Mr. Cox said that he flew over parts of Iowa in a helicopter last spring after a severe storm and found that deep gullies had formed in unprotected farmland, becoming conduits for soil runoff. Farmers frequently level off such gullies after harvesting in the fall, he said, and then replant the same low-lying areas year after year, leaving them susceptible to further erosion.

Thomas W. Christensen, an Agriculture Department regional conservationist, disagreed, saying, “Conservation compliance is working,” and adding that improvements to its enforcement program were in the works. Last year, however, the agency reviewed fewer than 1 percent of the tracts nationwide that it considered highly erodible to make sure that farmers were following conservation plans. About 1 percent of those reviewed were found to be in violation. But the new federal budget deal cuts 12 percent from the agency’s conservation spending, which could hamper soil efforts. Agency officials said they were still assessing the impact.

The information from the Iowa Daily Erosion Project paints a grimmer picture than a recent assessment by federal officials. The U.S.D.A’s 2007 National Resources Inventory, released last year, estimated that erosion in Iowa averaged 5.2 tons an acre each year.
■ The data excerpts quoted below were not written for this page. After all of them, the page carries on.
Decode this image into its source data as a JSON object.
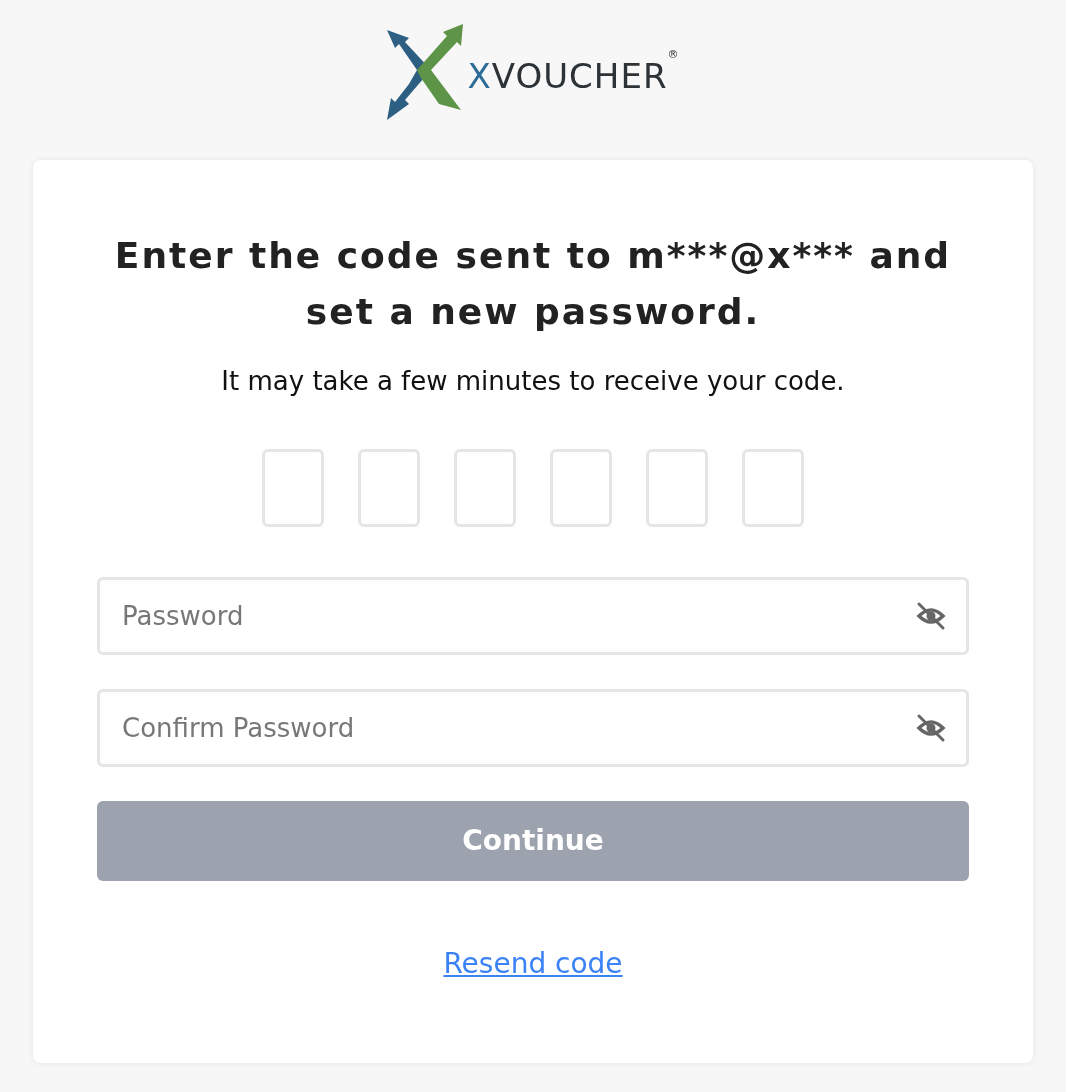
{
  "logo": {
    "accent": "X",
    "rest": "VOUCHER",
    "mark": "®"
  },
  "card": {
    "heading": "Enter the code sent to m***@x*** and set a new password.",
    "subtitle": "It may take a few minutes to receive your code.",
    "code_boxes": [
      {
        "filled": false
      },
      {
        "filled": false
      },
      {
        "filled": false
      },
      {
        "filled": false
      },
      {
        "filled": false
      },
      {
        "filled": false
      }
    ],
    "fields": [
      {
        "placeholder": "Password",
        "masked": true
      },
      {
        "placeholder": "Confirm Password",
        "masked": true
      }
    ],
    "button": {
      "label": "Continue",
      "disabled": true
    },
    "link": "Resend code"
  }
}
That was slightly higher than the five tons per acre that the department estimated was a tolerable annual rate of erosion for most Iowa soils, meaning that it allowed a high level of crop productivity to be maintained indefinitely.

Five tons of soil would fill a small dump truck; spread over an acre it would make a layer slightly less than the thickness of a dime, Mr. Cruse said.
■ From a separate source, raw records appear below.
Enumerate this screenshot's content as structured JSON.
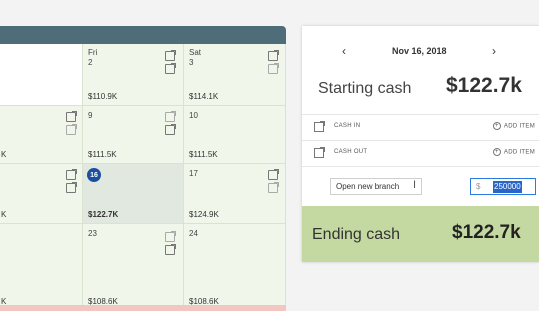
{
  "calendar": {
    "cells": [
      {
        "id": "r1c1",
        "day": "",
        "num": "",
        "amount": ""
      },
      {
        "id": "r1c2",
        "day": "Fri",
        "num": "2",
        "amount": "$110.9K"
      },
      {
        "id": "r1c3",
        "day": "Sat",
        "num": "3",
        "amount": "$114.1K"
      },
      {
        "id": "r2c1",
        "day": "",
        "num": "",
        "amount": "K"
      },
      {
        "id": "r2c2",
        "day": "",
        "num": "9",
        "amount": "$111.5K"
      },
      {
        "id": "r2c3",
        "day": "",
        "num": "10",
        "amount": "$111.5K"
      },
      {
        "id": "r3c1",
        "day": "",
        "num": "",
        "amount": "K"
      },
      {
        "id": "r3c2",
        "day": "",
        "num": "16",
        "amount": "$122.7K"
      },
      {
        "id": "r3c3",
        "day": "",
        "num": "17",
        "amount": "$124.9K"
      },
      {
        "id": "r4c1",
        "day": "",
        "num": "",
        "amount": "K"
      },
      {
        "id": "r4c2",
        "day": "",
        "num": "23",
        "amount": "$108.6K"
      },
      {
        "id": "r4c3",
        "day": "",
        "num": "24",
        "amount": "$108.6K"
      }
    ]
  },
  "panel": {
    "prev": "‹",
    "date": "Nov 16, 2018",
    "next": "›",
    "starting_label": "Starting cash",
    "starting_value": "$122.7k",
    "cash_in_label": "CASH IN",
    "cash_out_label": "CASH OUT",
    "add_item_label": "ADD ITEM",
    "entry_name": "Open new branch",
    "currency_symbol": "$",
    "entry_amount": "250000",
    "ending_label": "Ending cash",
    "ending_value": "$122.7k"
  },
  "colors": {
    "header": "#4f6d78",
    "cell_bg": "#f0f6ea",
    "selected_badge": "#1d4f9c",
    "ending_bg": "#c4d9a2",
    "selection": "#2a65c8"
  }
}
While the federal report estimates average rates of erosion for states and regions over a full year, the Erosion Project uses detailed information on rainfall and field conditions to estimate soil loss in 1,581 Iowa townships — nearly all of them — after each storm. Last year, according to Erosion Project data analyzed by the Environmental Working Group, the average estimated rate of erosion exceeded the sustainable level in 133 townships. In 2009, an estimated 641 townships exceeded the sustainable rate, including nearly 400 that had double or more that rate.
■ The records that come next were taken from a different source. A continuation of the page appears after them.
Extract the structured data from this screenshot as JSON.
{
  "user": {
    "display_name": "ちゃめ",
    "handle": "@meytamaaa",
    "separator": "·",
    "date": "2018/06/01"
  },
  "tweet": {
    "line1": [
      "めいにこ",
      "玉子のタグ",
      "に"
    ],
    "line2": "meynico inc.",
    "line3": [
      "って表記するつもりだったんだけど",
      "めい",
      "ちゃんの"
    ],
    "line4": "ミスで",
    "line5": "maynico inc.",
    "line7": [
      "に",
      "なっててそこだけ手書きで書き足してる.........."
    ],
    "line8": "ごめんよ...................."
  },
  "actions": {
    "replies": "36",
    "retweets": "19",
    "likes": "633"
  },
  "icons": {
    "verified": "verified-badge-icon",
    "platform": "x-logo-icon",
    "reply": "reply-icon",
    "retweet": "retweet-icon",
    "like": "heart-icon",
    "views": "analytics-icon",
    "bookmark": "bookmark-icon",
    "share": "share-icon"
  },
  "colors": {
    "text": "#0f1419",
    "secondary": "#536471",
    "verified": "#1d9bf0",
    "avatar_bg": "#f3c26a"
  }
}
The project also provides a picture of the erosion caused by severe storms, like the one that dumped more than seven inches of rain in parts of southwest Iowa in May 2007. In a single day, the figures show, 69 townships had average estimated soil losses of more than 10 tons an acre. Of those, 14 townships were estimated to have an average loss between 20 tons and nearly 40 tons per acre. The 2007 storm was exceptionally damaging, but severe storms are becoming more frequent, according to a state report on climate change submitted in January to the Iowa Legislature and governor.

Despite the concerns, Iowa is not on the brink of becoming a new Dust Bowl. Many farmers use good conservation practices, and the state’s rich topsoil in many areas is deep enough to last decades with moderate amounts of erosion.

But agronomists say that heavy erosion in unprotected areas can significantly diminish crop yields, and, over time, land that is not well cared for can become depleted. That means farmers must use more fertilizer to increase yields.

Erosion also does major harm to water quality.

More than anything else this year, farmers are making decisions based on how they can best take advantage of corn and soybean prices, which have soared in recent months.

Dr. Cruse said that creates a paradox. When crop prices are low and farmers are scraping by, many say they cannot afford to take steps to protect their fields from erosion. Now, he said, they say they still cannot afford it because there is too much profit to be made from farming every bit of land.

The same incentives have landowners clearing steep hillsides or converting pasture to cropland to cultivate or rent out.

“The requests to farm the marginal areas and the pressure on our noncropped areas have really increased with these commodity prices,” said Todd G. Duncan, an Agriculture Department district conservationist in Winneshiek County in northeast Iowa, another area of the state with steep hills. “We have some people that are making bad land-use decisions right now.”